Look, I’m all for any outdoor sport-type activity that will separate my child from his beloved Pokemon.  But golf?  I don’t get it.  I know people love golf, I know it’s a challenging sport and I know it has great world-wide validity.  I just don’t understand how a child can walk in on his father watching the Masters and become so immediately entranced that he must own clubs and he must play golf.  NOW. 

A source of great hilarity, via http://www.golfdiscount.com

This is a difficult moment for me, as his mother.  I know golf will be good for him and I know I must allow him to explore his interest.  It’s just not what I envisioned for him.  I was thinking football…mostly since that’s the only sport I really like and/or understand, but that’s beside the point.  The boy was born looking like a linebacker.  He was built for football, not a green jacket.  At least, that’s what I, who should know him better than anyone, always thought.
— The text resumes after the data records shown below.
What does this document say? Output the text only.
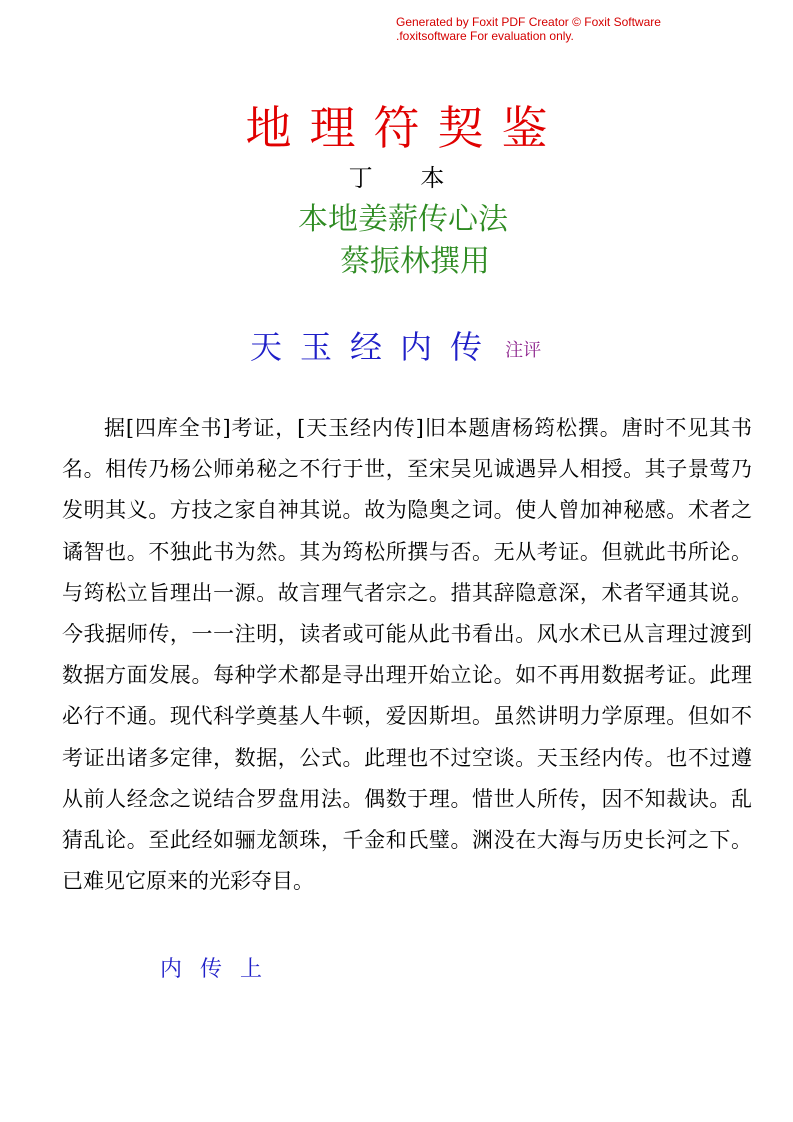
Generated by Foxit PDF Creator © Foxit Software
.foxitsoftware For evaluation only.
地理符契鉴
丁 本
本地姜薪传心法
蔡振林撰用
天玉经内传 注评
据[四库全书]考证，[天玉经内传]旧本题唐杨筠松撰。唐时不见其书名。相传乃杨公师弟秘之不行于世，至宋吴见诚遇异人相授。其子景莺乃发明其义。方技之家自神其说。故为隐奥之词。使人曾加神秘感。术者之谲智也。不独此书为然。其为筠松所撰与否。无从考证。但就此书所论。与筠松立旨理出一源。故言理气者宗之。措其辞隐意深，术者罕通其说。今我据师传，一一注明，读者或可能从此书看出。风水术已从言理过渡到数据方面发展。每种学术都是寻出理开始立论。如不再用数据考证。此理必行不通。现代科学奠基人牛顿，爱因斯坦。虽然讲明力学原理。但如不考证出诸多定律，数据，公式。此理也不过空谈。天玉经内传。也不过遵从前人经念之说结合罗盘用法。偶数于理。惜世人所传，因不知裁诀。乱猜乱论。至此经如骊龙颔珠，千金和氏璧。渊没在大海与历史长河之下。已难见它原来的光彩夺目。
内传上
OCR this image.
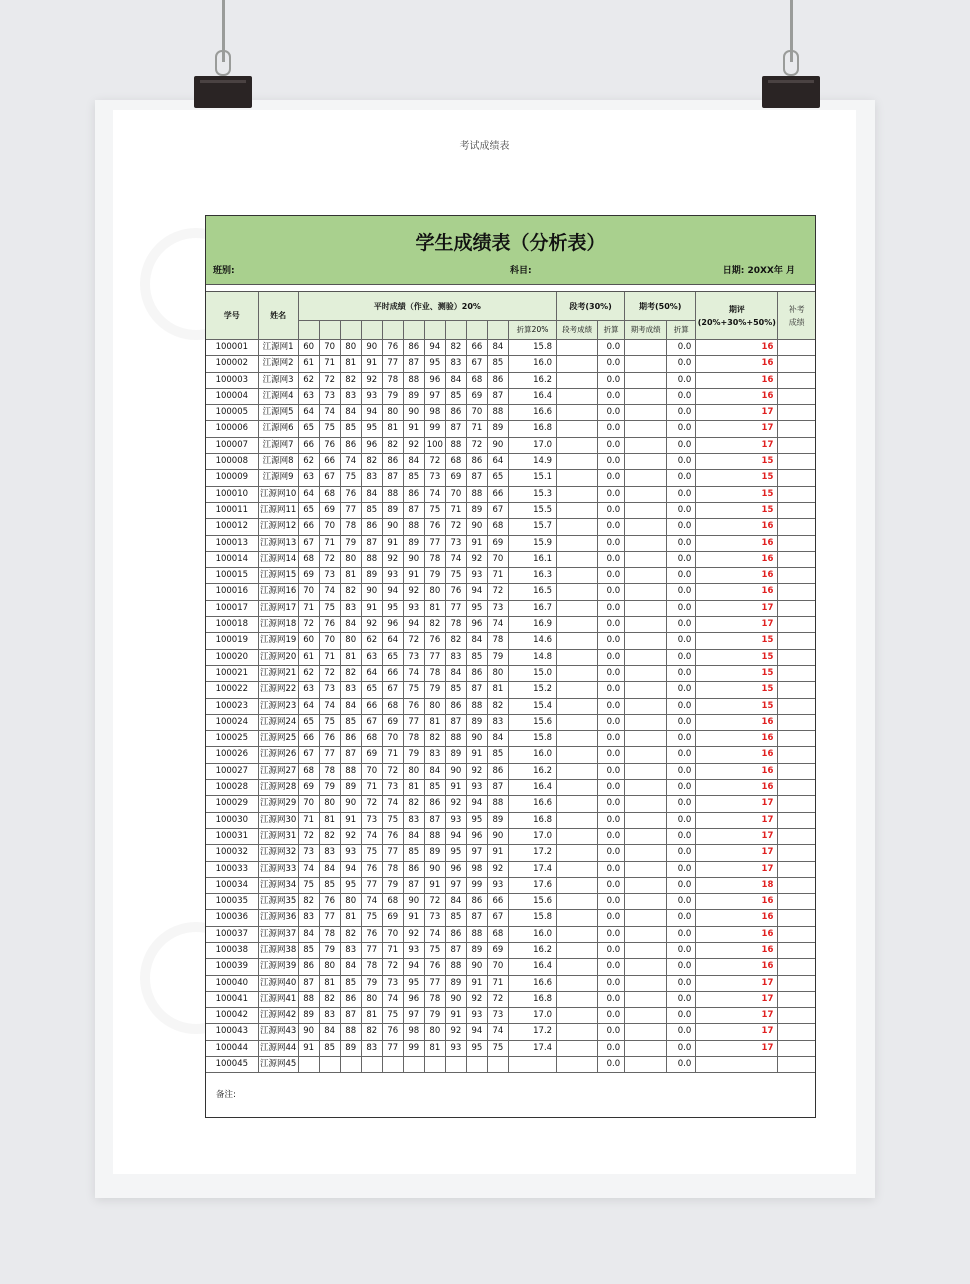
考试成绩表
学生成绩表（分析表）
班别:	科目:	日期: 20XX年 月
学号	姓名	平时成绩（作业、测验）20%											段考(30%)		期考(50%)		期评
(20%+30%+50%)	补考
成绩
												折算20%	段考成绩	折算	期考成绩	折算		
100001	江源网1	60	70	80	90	76	86	94	82	66	84	15.8		0.0		0.0	16	
100002	江源网2	61	71	81	91	77	87	95	83	67	85	16.0		0.0		0.0	16	
100003	江源网3	62	72	82	92	78	88	96	84	68	86	16.2		0.0		0.0	16	
100004	江源网4	63	73	83	93	79	89	97	85	69	87	16.4		0.0		0.0	16	
100005	江源网5	64	74	84	94	80	90	98	86	70	88	16.6		0.0		0.0	17	
100006	江源网6	65	75	85	95	81	91	99	87	71	89	16.8		0.0		0.0	17	
100007	江源网7	66	76	86	96	82	92	100	88	72	90	17.0		0.0		0.0	17	
100008	江源网8	62	66	74	82	86	84	72	68	86	64	14.9		0.0		0.0	15	
100009	江源网9	63	67	75	83	87	85	73	69	87	65	15.1		0.0		0.0	15	
100010	江源网10	64	68	76	84	88	86	74	70	88	66	15.3		0.0		0.0	15	
100011	江源网11	65	69	77	85	89	87	75	71	89	67	15.5		0.0		0.0	15	
100012	江源网12	66	70	78	86	90	88	76	72	90	68	15.7		0.0		0.0	16	
100013	江源网13	67	71	79	87	91	89	77	73	91	69	15.9		0.0		0.0	16	
100014	江源网14	68	72	80	88	92	90	78	74	92	70	16.1		0.0		0.0	16	
100015	江源网15	69	73	81	89	93	91	79	75	93	71	16.3		0.0		0.0	16	
100016	江源网16	70	74	82	90	94	92	80	76	94	72	16.5		0.0		0.0	16	
100017	江源网17	71	75	83	91	95	93	81	77	95	73	16.7		0.0		0.0	17	
100018	江源网18	72	76	84	92	96	94	82	78	96	74	16.9		0.0		0.0	17	
100019	江源网19	60	70	80	62	64	72	76	82	84	78	14.6		0.0		0.0	15	
100020	江源网20	61	71	81	63	65	73	77	83	85	79	14.8		0.0		0.0	15	
100021	江源网21	62	72	82	64	66	74	78	84	86	80	15.0		0.0		0.0	15	
100022	江源网22	63	73	83	65	67	75	79	85	87	81	15.2		0.0		0.0	15	
100023	江源网23	64	74	84	66	68	76	80	86	88	82	15.4		0.0		0.0	15	
100024	江源网24	65	75	85	67	69	77	81	87	89	83	15.6		0.0		0.0	16	
100025	江源网25	66	76	86	68	70	78	82	88	90	84	15.8		0.0		0.0	16	
100026	江源网26	67	77	87	69	71	79	83	89	91	85	16.0		0.0		0.0	16	
100027	江源网27	68	78	88	70	72	80	84	90	92	86	16.2		0.0		0.0	16	
100028	江源网28	69	79	89	71	73	81	85	91	93	87	16.4		0.0		0.0	16	
100029	江源网29	70	80	90	72	74	82	86	92	94	88	16.6		0.0		0.0	17	
100030	江源网30	71	81	91	73	75	83	87	93	95	89	16.8		0.0		0.0	17	
100031	江源网31	72	82	92	74	76	84	88	94	96	90	17.0		0.0		0.0	17	
100032	江源网32	73	83	93	75	77	85	89	95	97	91	17.2		0.0		0.0	17	
100033	江源网33	74	84	94	76	78	86	90	96	98	92	17.4		0.0		0.0	17	
100034	江源网34	75	85	95	77	79	87	91	97	99	93	17.6		0.0		0.0	18	
100035	江源网35	82	76	80	74	68	90	72	84	86	66	15.6		0.0		0.0	16	
100036	江源网36	83	77	81	75	69	91	73	85	87	67	15.8		0.0		0.0	16	
100037	江源网37	84	78	82	76	70	92	74	86	88	68	16.0		0.0		0.0	16	
100038	江源网38	85	79	83	77	71	93	75	87	89	69	16.2		0.0		0.0	16	
100039	江源网39	86	80	84	78	72	94	76	88	90	70	16.4		0.0		0.0	16	
100040	江源网40	87	81	85	79	73	95	77	89	91	71	16.6		0.0		0.0	17	
100041	江源网41	88	82	86	80	74	96	78	90	92	72	16.8		0.0		0.0	17	
100042	江源网42	89	83	87	81	75	97	79	91	93	73	17.0		0.0		0.0	17	
100043	江源网43	90	84	88	82	76	98	80	92	94	74	17.2		0.0		0.0	17	
100044	江源网44	91	85	89	83	77	99	81	93	95	75	17.4		0.0		0.0	17	
100045	江源网45													0.0		0.0		
备注:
Our children surprise us.  They continually re-define themselves and their interests and it’s up to us, as their parents, not to limit them to our expectations.  Maybe my son is the next Tiger Woods.  Maybe he just wants to spend time with his dad on the golf course (not that his dad spends much time on the golf course, but, again, that’s neither here nor there.)  Whatever his reason, I don’t see a downside.  And the way the sport immediately captivated him really makes me wonder if golf could be what he was built for.  It’s up to him to decide that.  It’s up to me to encourage him, watch him play and pretend I enjoy watching.  I have to let go of my tiny dreams and let my child be who he is, not who I think he is.  I should have seen it coming, really.  This is the boy who forced the world to believe, at the age of two, that he only owned two shirts, since those were the only ones he would wear.  He will do what he wants with his life and everyone else be damned.  That’s something I adore about him.

It’s a tiny step toward letting go and it can be hard, but I have faith.  He will make me proud no matter what he does, and no matter if it’s something I enjoy.  I will allow him to create his own future.  His mother, the control freak, will relinquish control this time.  After all, while he stuns me with his love of golf, he also makes repeated off-color jokes about a bucket of balls.  And from my boy, I expect nothing less.  Putt away, my son.